Die Arbeit thematisiert die Darstellung und Funktion der Jahreszeiten in Goethes literarischem Werk und stellt sie in den Kontext seines naturphilosophischen Denkens. Zunächst wird die Genese des Topos der Jahreszeiten anhand von mythologischen Beispielen, die sich auch in der bildenden Kunst zeigen, und mittels Beispielen aus der Volkskunst rekonstruiert. Im Anschluss daran werden Goethes Naturauffassung sowie seine Anschauungs- und Erfahrungslehre erläutert; ein eigenes Kapitel ist Goethes Interesse für Wetterphänomene gewidmet, das in seinem naturphilosophischen Gedicht „Howards Ehrengedächtnis“ literarische Gestalt gewonnen hat. Der thematische Schwerpunkt der Arbeit liegt auf Goethes Lyrik und dem Werther-Roman. Goethes Rezension der „Lyrischen Gedichte“ von J. H. Voß stellt das Leben eines Dichters im Wandel der Jahreszeiten dar. Die ausgewählten lyrischen Werke fokussieren das Erscheinen des Frühlings und die damit in Verbindung stehenden Motive: die Erfahrung der eigenen Lebendigkeit und elementarer Lebensfreude, die Öffnung für die Welt und die Liebe und nicht zuletzt die Dichtung selbst. Goethes komplexe Deutung des Frühlings wird überdies an Fausts großem Oster-Monolog dargestellt. Die Untersuchung des Briefromans „Die Leiden des jungen Werther“ bezieht sich v.a. auf die „Frühling-Winter-Antithetik“. Sie rekonstruiert Werthers Naturauffassung und die Funktionen, die dem Wechsel der Jahreszeiten und den wechselnden Wetterscheinungen im Werk zukommen. Die Untersuchung der „Wahlverwandtschaften“ akzentuiert das Motiv der „Ignoranz der Jahreszeiten“. Die Analyse der Novelle „Der Mann von fünfzig Jahren“ fokussiert die Darstellung des Winters und die symbolische Qualität des Eislaufens.

Zusammenfassung (Englisch)

The paper deals with the depiction and the function of the seasons in Goethes literary work and places it in the context of his natural-philosophical thinking. First of all, the genesis of the literary topos of the seasons will be reconstructed through methodological examples, that can be seen in visual arts as well, and through examples of folk art. In addition to that, Goethes perception of nature and his theories of perceptions and experience will be explained. A separate chapter will be dedicated to Goethes interest in weather phenomena, which has gained literary character in his natural-philosophical poem “Howards Ehrengedächtnis”. The thematic priority of this paper is Goethes lyric poetry and his novel The Sorrows of Young Werther.

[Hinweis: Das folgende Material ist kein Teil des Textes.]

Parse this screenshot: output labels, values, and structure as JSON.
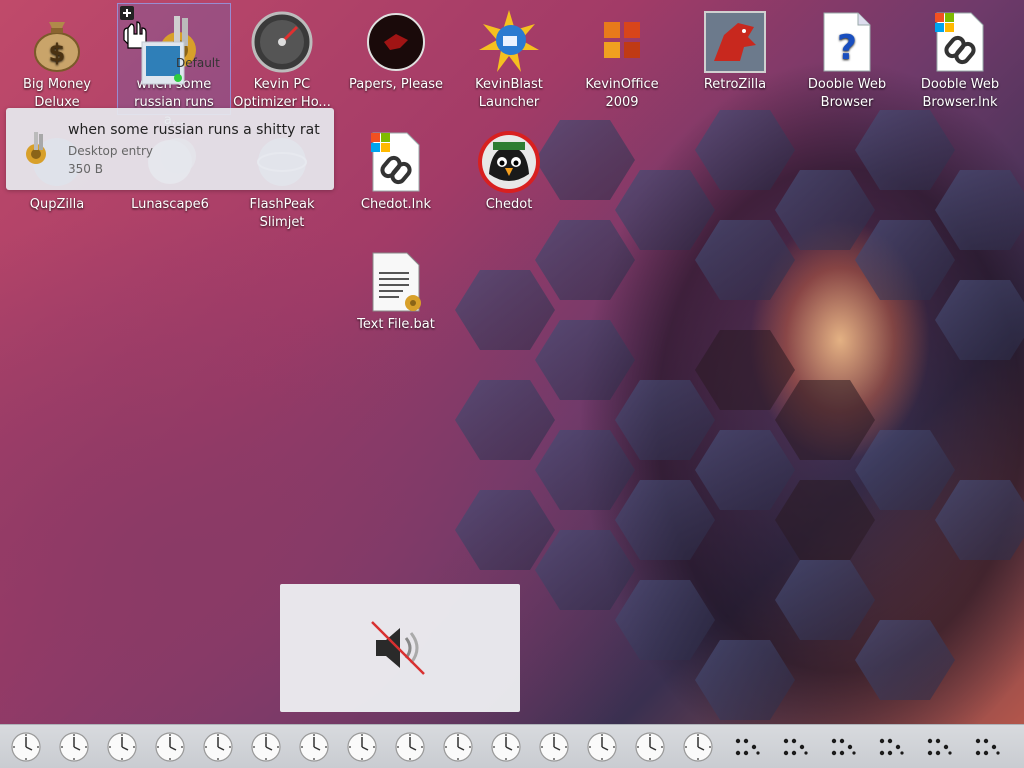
{
  "desktop": {
    "icons_row1": [
      {
        "name": "big-money-deluxe",
        "label": "Big Money Deluxe",
        "icon": "money-bag-icon"
      },
      {
        "name": "when-some-russian",
        "label": "when some russian runs a...",
        "icon": "gear-icon"
      },
      {
        "name": "kevin-pc-optimizer",
        "label": "Kevin PC Optimizer Ho...",
        "icon": "speedometer-icon"
      },
      {
        "name": "papers-please",
        "label": "Papers, Please",
        "icon": "papers-please-icon"
      },
      {
        "name": "kevinblast-launcher",
        "label": "KevinBlast Launcher",
        "icon": "globe-sun-icon"
      },
      {
        "name": "kevinoffice-2009",
        "label": "KevinOffice 2009",
        "icon": "office-icon"
      },
      {
        "name": "retrozilla",
        "label": "RetroZilla",
        "icon": "dragon-icon"
      },
      {
        "name": "dooble-web-browser",
        "label": "Dooble Web Browser",
        "icon": "question-doc-icon"
      },
      {
        "name": "dooble-web-browser-lnk",
        "label": "Dooble Web Browser.lnk",
        "icon": "link-doc-icon"
      }
    ],
    "icons_row2": [
      {
        "name": "qupzilla",
        "label": "QupZilla",
        "icon": "globe-icon"
      },
      {
        "name": "lunascape6",
        "label": "Lunascape6",
        "icon": "moon-icon"
      },
      {
        "name": "flashpeak-slimjet",
        "label": "FlashPeak Slimjet",
        "icon": "globe-icon"
      },
      {
        "name": "chedot-lnk",
        "label": "Chedot.lnk",
        "icon": "link-doc-icon"
      },
      {
        "name": "chedot",
        "label": "Chedot",
        "icon": "bird-icon"
      }
    ],
    "icons_row3": [
      {
        "name": "text-file-bat",
        "label": "Text File.bat",
        "icon": "batch-file-icon"
      }
    ],
    "drag_label": "Default"
  },
  "tooltip": {
    "title": "when some russian runs a shitty rat",
    "type": "Desktop entry",
    "size": "350 B"
  },
  "osd": {
    "icon": "speaker-muted-icon"
  },
  "taskbar": {
    "clock_count": 15,
    "dots_count": 6
  },
  "colors": {
    "taskbar": "#c9ccd1",
    "osd": "#ecedf0",
    "tooltip": "#e6e8ee",
    "selection": "#506ec8"
  }
}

Goethes review of “Lyrische Gedichte” by J. H. Voß shows the life of a poet in the course of the seasons. The selected lyric works focus on the arrival of spring and the associations with the following motives: the experience of own liveliness and elementary vitality, the openness towards the world and love, as well as poetry itself. Moreover, Goethes complex interpretation of spring will be shown in Fausts Easter monologue. The analysis of the epistolary novel The Sorrows of Young Werther particularly refers to the spring-winter-antithetics. It reconstructs Werthers perception of nature and the functions referring to the change of seasons and the alternating weather phenomena within the work. The examination of “Elective Affinities” accentuates the ignorance of the seasons. The analysis of the novella “Der Mann von fünfzig Jahren” focuses on the depiction of winter and the symbolic quality of ice-skating.